Demonstration "Stoppt die Gaslobby
APA/Alex Halada
APA/Alex Halada
Chronik

Gaskonferenz: Massenverfahren eingestellt

Die Staatsanwaltschaft Wien hat das Verfahren gegen 165 Klimaaktivistinnen und -aktivisten wegen des Verdachts der schweren gemeinschaftlichen Gewalt sowie weiterer Vorwürfe im Zuge der Proteste gegen die Europäische Gaskonferenz 2023 in Wien fallen gelassen.

Die Einstellung sei vergangenen Freitag aus Beweisgründen erfolgt, so Nina Bussek, Sprecherin der Staatsanwaltschaft Wien, am Montag gegenüber der APA. Am Morgen des 27. März 2023 hatten sich damals mehr als hundert Personen zu einem spontanen Protestzug in der Wiener Innenstadt formiert. In der Johannesgasse versuchten die Demonstrantinnen und Demonstranten eine polizeiliche Sperrkette zu durchbrechen, um in den Bereich des Platzverbotes rund um das Tagungshotel Marriott auf dem Parkring zu gelangen.

Die Exekutive reagierte darauf mit dem großflächigen Einsatz von Pfefferspray, auch Schlagstöcke wurden verwendet. Die Landespolizeidirektion gab danach bekannt, dass 143 Personen wegen schwerer gemeinschaftlicher Gewalt, Widerstands gegen die Staatsgewalt und schwerer Körperverletzung angezeigt worden seien. Die Demonstranten hätten „von Beginn an ein gewaltbereites Vorgehen gegen die Einsatzkräfte der Polizei“ gezeigt, hieß es von der Polizei. Dadurch seien zwei Beamte verletzt worden.

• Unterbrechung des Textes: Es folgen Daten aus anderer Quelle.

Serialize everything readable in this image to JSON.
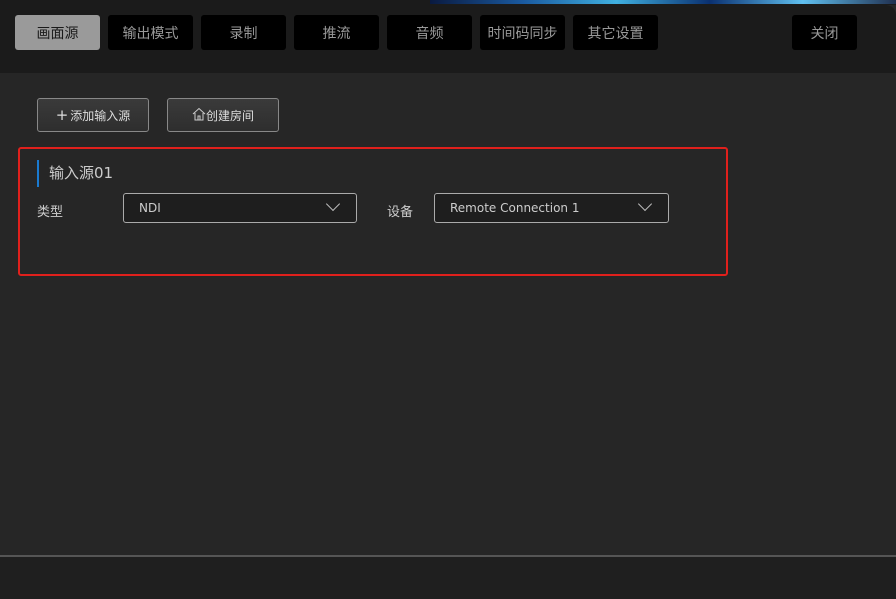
{
  "tabs": [
    {
      "label": "画面源",
      "active": true
    },
    {
      "label": "输出模式"
    },
    {
      "label": "录制"
    },
    {
      "label": "推流"
    },
    {
      "label": "音频"
    },
    {
      "label": "时间码同步"
    },
    {
      "label": "其它设置"
    }
  ],
  "close_label": "关闭",
  "toolbar": {
    "add_source": "添加输入源",
    "create_room": "创建房间"
  },
  "source": {
    "title": "输入源01",
    "type_label": "类型",
    "type_value": "NDI",
    "device_label": "设备",
    "device_value": "Remote Connection 1"
  },
  "colors": {
    "highlight": "#e0201c",
    "accent": "#1a7ad0"
  }
}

Bei einigen Festgenommenen seien auch pyrotechnische Gegenstände sichergestellt worden.

Polizisten und Protestierende
APA/Tobias Steinmaurer
Mit Anzügen und Regenschirmen wollten sich die Protestierenden gegen Pfefferspray der Polizei schützen

Anwalt: Keine Menschen gefährdet

„Das waren aber keine Böller, sondern bloß Rauchfackeln, mit denen manchmal bei Demonstrationen oder Besetzungen versucht wird, mehr Aufmerksamkeit zu erregen, also nichts, womit man Menschen gefährden würde“, sagte Rechtsanwalt Clemens Lahner gegenüber der APA. Es seien zudem 150 Menschen eingekesselt und dann einzeln durchsucht worden. „Da wurde kein einziger gefährlicher Gegenstand gefunden. Die Pyrotechnik wurde ja an einem anderen Ort gefunden, außerhalb des Kessels“, sagte Lahner unter Bezug auf den Ermittlungsakt. „Das ist also auch kein Argument dafür, die Menschen im Kessel großflächig zu pfeffern.“

Er zeigte sich erwartungsgemäß erfreut über die Verfahrenseinstellung. „Die Polizei hat schwerste Vorwürfe gegen die Menschen erhoben, die an den Protesten gegen die Europäische Gaskonferenz beteiligt waren. Diese Vorwürfe haben sich als haltlos erwiesen.“

Lahner verwies in diesem Zusammenhang auch auf ein laufendes Verfahren vor dem Verwaltungsgericht Wien wegen des Pfefferspray-Einsatzes der Polizei. „Die Polizei versucht diesen Pfefferspray-Exzess bisher mit dem Argument zu rechtfertigen, dass von den Demonstrantinnen und Demonstranten gefährliche Angriffe ausgegangen sind. Die Staatsanwaltschaft Wien sieht das aber offenbar anders.“

Gaskonferenz auch heuer wieder in Wien

Der Einsatz der Polizei hatte unter anderem für Kritik von der Menschenrechtsorganisation Amnesty International gesorgt. Die Polizei habe Demonstrierende eingekesselt, sei „sehr aggressiv“ vorgegangen und habe „unverhältnismäßig Pfefferspray und Schlagstöcke eingesetzt“, hieß es.

Grüne und NEOS brachten daraufhin parlamentarische Anfragen ein. Das Innenministerium verteidigte die Polizeistrategie dagegen und wies die Kritik zurück. Allein während des ersten Tages des dreitägigen Lobbying-Treffens von 27. bis 29. März standen laut Ministerium 1.326 Beamtinnen und Beamte aus Wien und sechs weiteren Bundesländern im Einsatz.

Die Europäische Gaskonferenz gastiert übrigens auch heuer wieder in Wien. Die Tagung findet diesmal von 26. bis 28. März statt. Ein konkreter Austragungsort war auf der Website der Veranstalter noch nicht zu finden.